Columbus was an excellent sailor, with years of experience under the tutelage of the voyaging Prince Henry of Portugal in that sea-faring nation’s explorations of the west coast of Africa. His first voyage, consisting of the fabled fleet of the Nina, Pinta, and Santa Maria, was undertaken in proven ships which he modified to take advantage of the prevailing trade winds he expected to encounter in his crossing of the Atlantic. He lost not a single man during the voyage — but did lose the Santa Maria on Christmas Eve, 1492 on a reef off the northern arm of present day Haiti near a tragic settlement he would call “Navidad.” Leaving a contingent of sailors and caballeros at Navidad after constructing a block house from the salvaged wreckage of the Santa Maria, Columbus sailed home for Spain in the Nina.
As he approached Europe that February he encountered a brutal storm, a perfect storm, which Morison is able to recreate in amazing detail from Columbus’ own ships logs and the insights of modern meteorologists. Columbus survived a storm on a furious scale which would have destroyed a modern fleet, limping ashore in Portugal under a wisp of a remaining sail against all odds. Not only his skill — and religious promises by him and the pious crew to go on pilgrimages of thanks should God spare them — but the almost magical luck of the Nina stand out as the heroes of Morison’s account. I had never been aware of that aspect of the Columbus story until reading Morison, and now would now place his voyage home in the tiny Nina in the pantheon of epic feats of seamanship that include Bligh’s voyage in an open boat across 4,000 miles of the south Pacific ocean and Slocum’s first solo circumnavigation in the Spray.

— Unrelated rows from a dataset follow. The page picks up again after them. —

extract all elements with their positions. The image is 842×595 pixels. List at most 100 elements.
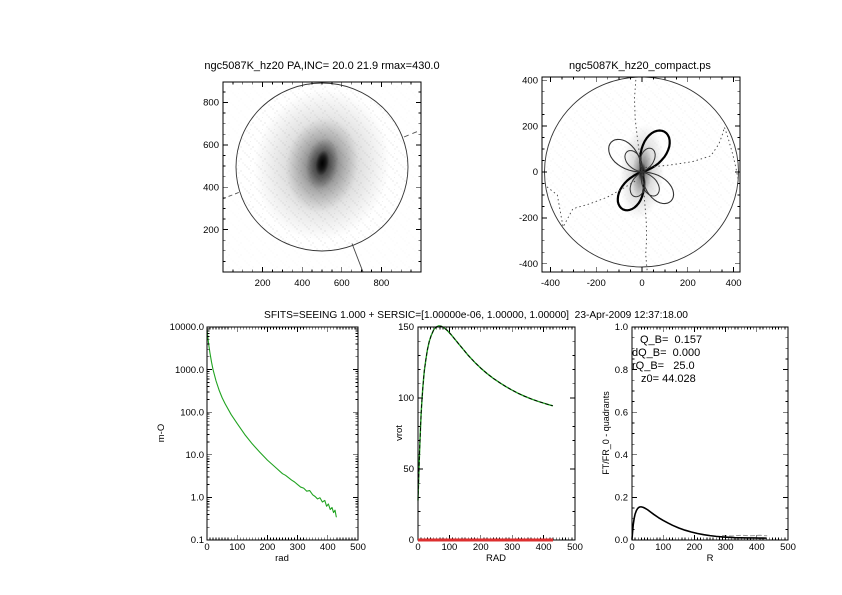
y-tick-label: 0: [409, 535, 414, 546]
profile-curve: [206, 328, 337, 518]
y-tick-label: 50: [403, 464, 414, 475]
harmonic-petal: [641, 171, 675, 205]
y-tick-label: 200: [522, 121, 538, 132]
y-tick-label: 0.2: [615, 493, 628, 504]
dotted-track: [546, 179, 638, 229]
ftfr-dashed-tail: [721, 534, 768, 537]
y-tick-label: 10000.0: [170, 322, 204, 333]
x-tick-label: 0: [204, 542, 209, 553]
x-tick-label: 100: [229, 542, 245, 553]
annotation-rqb: rQ_B= 25.0: [632, 360, 695, 372]
profile-curves: [206, 328, 337, 518]
y-tick-label: 0.1: [191, 535, 204, 546]
y-tick-label: 400: [203, 182, 219, 193]
x-tick-label: 0: [415, 542, 420, 553]
x-tick-label: 500: [350, 542, 366, 553]
x-tick-label: 200: [259, 542, 275, 553]
x-tick-label: 200: [255, 278, 271, 289]
y-tick-label: 10.0: [186, 450, 205, 461]
x-tick-label: 300: [718, 542, 734, 553]
x-tick-label: 400: [749, 542, 765, 553]
y-tick-label: 800: [203, 98, 219, 109]
galaxy-panel-title: ngc5087K_hz20 PA,INC= 20.0 21.9 rmax=430…: [204, 60, 439, 72]
x-tick-label: 200: [473, 542, 489, 553]
y-tick-label: 0.0: [615, 535, 628, 546]
profile-x-label: rad: [275, 553, 289, 564]
harmonic-petal: [608, 138, 643, 173]
x-tick-label: 300: [290, 542, 306, 553]
galaxy-image-axes: 200 400 600 800 200 400 600 800: [203, 81, 422, 289]
x-tick-label: -200: [587, 278, 606, 289]
harmonic-petal: [616, 170, 646, 212]
galaxy-image-panel: [223, 82, 421, 272]
annotation-z0: z0= 44.028: [641, 373, 696, 385]
ftfr-y-label: FT/FR_0 - quadrants: [601, 391, 611, 475]
x-tick-label: -400: [541, 278, 560, 289]
vrot-curve: [417, 325, 554, 501]
annotation-qb: Q_B= 0.157: [640, 334, 702, 346]
vrot-axes: 0 100 200 300 400 500 0 50 100 150: [398, 322, 583, 553]
harmonic-petal: [629, 171, 646, 198]
x-tick-label: 600: [334, 278, 350, 289]
vrot-x-label: RAD: [486, 553, 506, 564]
y-tick-label: 0.8: [615, 365, 628, 376]
y-tick-label: 400: [522, 75, 538, 86]
dotted-track: [642, 174, 648, 271]
y-tick-label: 200: [203, 225, 219, 236]
x-tick-label: 500: [567, 542, 583, 553]
y-tick-label: 1.0: [615, 322, 628, 333]
ftfr-curve: [631, 506, 767, 540]
x-tick-label: 0: [629, 542, 634, 553]
compact-curves: [546, 77, 739, 271]
y-tick-label: 600: [203, 140, 219, 151]
y-tick-label: 100.0: [180, 407, 204, 418]
compact-panel: [544, 77, 739, 271]
plot-frame: [417, 326, 576, 541]
y-tick-label: 150: [398, 322, 414, 333]
mask-segment-bottom: [351, 243, 364, 272]
harmonic-petal: [640, 171, 660, 197]
profile-y-label: m-O: [156, 424, 167, 442]
ftfr-axes: 0 100 200 300 400 500 0.0 0.2 0.4 0.6 0.8 1.0: [615, 322, 796, 553]
y-tick-label: 1.0: [191, 493, 204, 504]
x-tick-label: 300: [504, 542, 520, 553]
x-tick-label: 800: [373, 278, 389, 289]
ftfr-x-label: R: [707, 553, 714, 564]
x-tick-label: 400: [294, 278, 310, 289]
y-tick-label: -200: [519, 213, 538, 224]
y-tick-label: 0.6: [615, 407, 628, 418]
profile-axes: 0 100 200 300 400 500 10000.0 1000.0 100.0 10.0 1.…: [170, 322, 366, 553]
y-tick-label: -400: [519, 259, 538, 270]
compact-panel-title: ngc5087K_hz20_compact.ps: [569, 60, 711, 72]
x-tick-label: 400: [320, 542, 336, 553]
vrot-curves: [417, 325, 554, 501]
plot-frame: [206, 326, 359, 541]
compact-axes: -400 -200 0 200 400 -400 -200 0 200 400: [519, 75, 742, 289]
harmonic-petal: [624, 150, 643, 173]
dotted-track: [645, 125, 739, 180]
y-tick-label: 0.4: [615, 450, 628, 461]
x-tick-label: 100: [655, 542, 671, 553]
y-tick-label: 0: [533, 167, 538, 178]
mask-segment-right: [403, 129, 421, 138]
y-tick-label: 100: [398, 393, 414, 404]
x-tick-label: 200: [686, 542, 702, 553]
x-tick-label: 400: [536, 542, 552, 553]
x-tick-label: 500: [780, 542, 796, 553]
plot-frame: [541, 76, 741, 273]
galaxy-blob: [253, 89, 391, 241]
harmonic-petal: [639, 129, 671, 174]
x-tick-label: 200: [680, 278, 696, 289]
x-tick-label: 400: [726, 278, 742, 289]
annotation-dqb: dQ_B= 0.000: [632, 347, 700, 359]
x-tick-label: 100: [441, 542, 457, 553]
galaxy-core: [315, 150, 330, 176]
vrot-y-label: vrot: [394, 425, 405, 441]
bottom-row-title: SFITS=SEEING 1.000 + SERSIC=[1.00000e-06…: [264, 310, 688, 321]
sersic-fit-curve: [417, 325, 553, 501]
y-tick-label: 1000.0: [175, 365, 204, 376]
ftfr-curves: [631, 506, 768, 540]
x-tick-label: 0: [639, 278, 644, 289]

So tomorrow, this Columbus Day of 2016, a day of mourning for many, a holiday barely honored anymore at the last long weekend of the Fall, “National Indigenous Peoples Day” on some campuses, I chose to remember the scene on the poop deck of the Nina somewhere north of the Azores in February 1493, fighting for its life, with the Admiral of the Ocean Seas standing resolute before his terrified crew begging their God Almighty to deliver them onto dry land after a voyage of discovery Morison declares every bit as significant as man’s landing on the moon.